A Polícia Federal identificou o influenciador Raphael Sousa Oliveira, responsável pela página Choquei, como um dos integrantes de um esquema de lavagem de dinheiro que movimentou mais de R$ 1,6 bilhão.
Ele foi preso nesta quarta-feira (15), durante a Operação Narco Fluxo, que mira uma organização com atuação em diversos estados.
Segundo a PF, Raphael exercia o papel de operador de mídia do grupo, com a função de impulsionar conteúdos favoráveis a investigados e auxiliar na gestão de crises de imagem. A apuração indica que ele recebeu valores diretamente de alvos centrais da investigação, incluindo MC Ryan, Tiago de Oliveira e José Ricardo dos Santos Junior.
As autoridades afirmam que, além de divulgar conteúdos ligados aos envolvidos, o influenciador também promovia plataformas de apostas e rifas, que estariam inseridas na dinâmica financeira do grupo. A atuação incluía, ainda, ações para reduzir impactos negativos de investigações sobre os principais nomes do esquema.
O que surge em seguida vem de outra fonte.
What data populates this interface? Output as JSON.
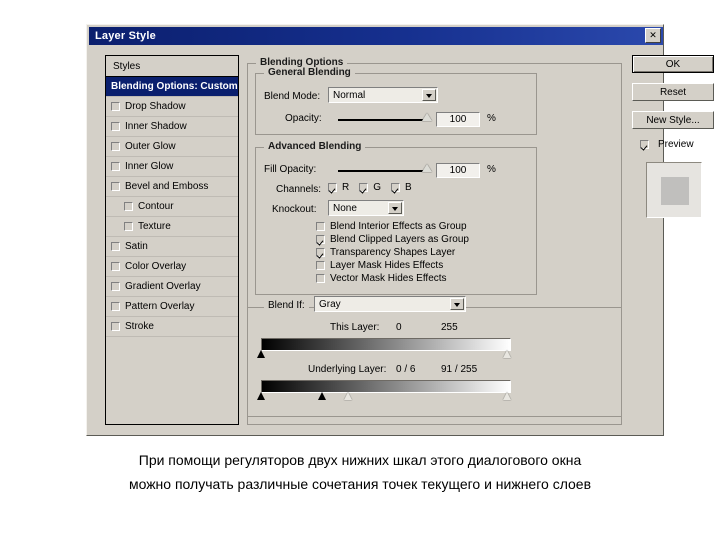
{
  "window": {
    "title": "Layer Style",
    "close_icon": "close-icon"
  },
  "styles_panel": {
    "header": "Styles",
    "items": [
      {
        "label": "Blending Options: Custom",
        "selected": true,
        "checkbox": false,
        "indent": false
      },
      {
        "label": "Drop Shadow",
        "selected": false,
        "checkbox": true,
        "checked": false,
        "indent": false
      },
      {
        "label": "Inner Shadow",
        "selected": false,
        "checkbox": true,
        "checked": false,
        "indent": false
      },
      {
        "label": "Outer Glow",
        "selected": false,
        "checkbox": true,
        "checked": false,
        "indent": false
      },
      {
        "label": "Inner Glow",
        "selected": false,
        "checkbox": true,
        "checked": false,
        "indent": false
      },
      {
        "label": "Bevel and Emboss",
        "selected": false,
        "checkbox": true,
        "checked": false,
        "indent": false
      },
      {
        "label": "Contour",
        "selected": false,
        "checkbox": true,
        "checked": false,
        "indent": true
      },
      {
        "label": "Texture",
        "selected": false,
        "checkbox": true,
        "checked": false,
        "indent": true
      },
      {
        "label": "Satin",
        "selected": false,
        "checkbox": true,
        "checked": false,
        "indent": false
      },
      {
        "label": "Color Overlay",
        "selected": false,
        "checkbox": true,
        "checked": false,
        "indent": false
      },
      {
        "label": "Gradient Overlay",
        "selected": false,
        "checkbox": true,
        "checked": false,
        "indent": false
      },
      {
        "label": "Pattern Overlay",
        "selected": false,
        "checkbox": true,
        "checked": false,
        "indent": false
      },
      {
        "label": "Stroke",
        "selected": false,
        "checkbox": true,
        "checked": false,
        "indent": false
      }
    ]
  },
  "blending_options": {
    "group_title": "Blending Options",
    "general": {
      "group_title": "General Blending",
      "blend_mode_label": "Blend Mode:",
      "blend_mode_value": "Normal",
      "opacity_label": "Opacity:",
      "opacity_value": "100",
      "opacity_unit": "%"
    },
    "advanced": {
      "group_title": "Advanced Blending",
      "fill_opacity_label": "Fill Opacity:",
      "fill_opacity_value": "100",
      "fill_opacity_unit": "%",
      "channels_label": "Channels:",
      "channels": [
        {
          "label": "R",
          "checked": true
        },
        {
          "label": "G",
          "checked": true
        },
        {
          "label": "B",
          "checked": true
        }
      ],
      "knockout_label": "Knockout:",
      "knockout_value": "None",
      "options": [
        {
          "label": "Blend Interior Effects as Group",
          "checked": false
        },
        {
          "label": "Blend Clipped Layers as Group",
          "checked": true
        },
        {
          "label": "Transparency Shapes Layer",
          "checked": true
        },
        {
          "label": "Layer Mask Hides Effects",
          "checked": false
        },
        {
          "label": "Vector Mask Hides Effects",
          "checked": false
        }
      ]
    },
    "blend_if": {
      "label": "Blend If:",
      "value": "Gray",
      "this_layer": {
        "label": "This Layer:",
        "low": "0",
        "high": "255"
      },
      "underlying_layer": {
        "label": "Underlying Layer:",
        "low": "0 / 6",
        "high": "91 / 255"
      }
    }
  },
  "buttons": {
    "ok": "OK",
    "reset": "Reset",
    "new_style": "New Style...",
    "preview_label": "Preview",
    "preview_checked": true
  },
  "caption": {
    "line1": "При помощи регуляторов двух нижних шкал этого диалогового окна",
    "line2": "можно получать различные сочетания точек текущего и нижнего слоев"
  },
  "colors": {
    "dialog_face": "#d4d0c8",
    "titlebar": "#16308f",
    "selection": "#0a1f6e",
    "text": "#000000"
  }
}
De acordo com a Polícia Federal, a organização utilizava uma rede estruturada para ocultar a origem dos recursos. O modelo incluía uso de empresas de fachada, intermediação por terceiros e movimentações com criptoativos. Também foram identificadas operações no exterior e transporte de grandes volumes de dinheiro em espécie.
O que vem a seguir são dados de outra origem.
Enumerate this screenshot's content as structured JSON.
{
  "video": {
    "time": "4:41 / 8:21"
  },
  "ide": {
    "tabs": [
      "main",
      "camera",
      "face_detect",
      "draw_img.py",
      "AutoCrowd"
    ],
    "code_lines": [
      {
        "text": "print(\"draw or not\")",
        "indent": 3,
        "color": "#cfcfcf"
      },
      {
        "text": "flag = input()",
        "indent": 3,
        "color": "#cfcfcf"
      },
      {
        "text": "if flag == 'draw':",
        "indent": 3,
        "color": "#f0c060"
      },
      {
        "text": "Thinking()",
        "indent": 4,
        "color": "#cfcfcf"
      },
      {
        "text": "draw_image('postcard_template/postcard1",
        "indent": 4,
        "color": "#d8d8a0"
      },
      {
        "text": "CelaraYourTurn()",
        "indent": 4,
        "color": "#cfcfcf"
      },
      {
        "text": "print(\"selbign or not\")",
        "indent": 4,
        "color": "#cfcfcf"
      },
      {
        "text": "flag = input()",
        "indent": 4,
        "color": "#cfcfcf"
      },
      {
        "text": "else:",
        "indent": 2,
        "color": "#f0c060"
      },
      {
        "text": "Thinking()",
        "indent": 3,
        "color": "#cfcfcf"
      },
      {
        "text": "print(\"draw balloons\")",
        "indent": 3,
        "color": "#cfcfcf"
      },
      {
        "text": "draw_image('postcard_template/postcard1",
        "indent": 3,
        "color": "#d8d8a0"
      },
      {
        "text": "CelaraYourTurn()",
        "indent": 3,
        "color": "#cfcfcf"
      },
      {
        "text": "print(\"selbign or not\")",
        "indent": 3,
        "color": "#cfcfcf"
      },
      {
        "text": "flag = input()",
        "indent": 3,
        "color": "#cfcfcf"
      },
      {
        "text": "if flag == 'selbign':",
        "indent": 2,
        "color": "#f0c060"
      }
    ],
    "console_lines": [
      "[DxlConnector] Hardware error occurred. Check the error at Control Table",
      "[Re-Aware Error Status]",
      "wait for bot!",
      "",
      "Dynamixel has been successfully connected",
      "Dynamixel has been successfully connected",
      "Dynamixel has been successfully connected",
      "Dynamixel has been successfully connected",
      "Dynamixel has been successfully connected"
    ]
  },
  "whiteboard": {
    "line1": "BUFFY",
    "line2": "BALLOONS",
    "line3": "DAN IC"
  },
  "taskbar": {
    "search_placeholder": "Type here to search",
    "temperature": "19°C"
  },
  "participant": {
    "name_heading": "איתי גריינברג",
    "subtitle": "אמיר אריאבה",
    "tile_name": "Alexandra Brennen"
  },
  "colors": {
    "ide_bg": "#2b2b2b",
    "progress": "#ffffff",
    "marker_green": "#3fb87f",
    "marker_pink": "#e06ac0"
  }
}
As investigações apontam que o grupo mantinha uma engrenagem financeira complexa, com mecanismos voltados a dificultar o rastreamento dos valores pelas autoridades.
A ofensiva mobilizou mais de 200 policiais federais, que cumprem 39 mandados de prisão temporária e 45 de busca e apreensão. As ordens foram expedidas pela 5ª Vara Federal de Santos e são executadas em São Paulo, Rio de Janeiro, Pernambuco, Espírito Santo, Maranhão, Santa Catarina, Paraná, Goiás e no Distrito Federal.
Entre os presos estão os cantores MC Ryan SP e MC Poze do Rodo. O influenciador Chrys Dias também figura entre os alvos da operação.
Durante as ações, foram apreendidos documentos, equipamentos eletrônicos, dinheiro em espécie e bens de alto valor, como veículos. A Justiça também determinou o bloqueio de ativos e restrições a empresas ligadas aos investigados, para interromper o fluxo financeiro e preservar recursos para eventual ressarcimento.
Os suspeitos podem responder por associação criminosa, lavagem de dinheiro e evasão de divisas, conforme a Polícia Federal.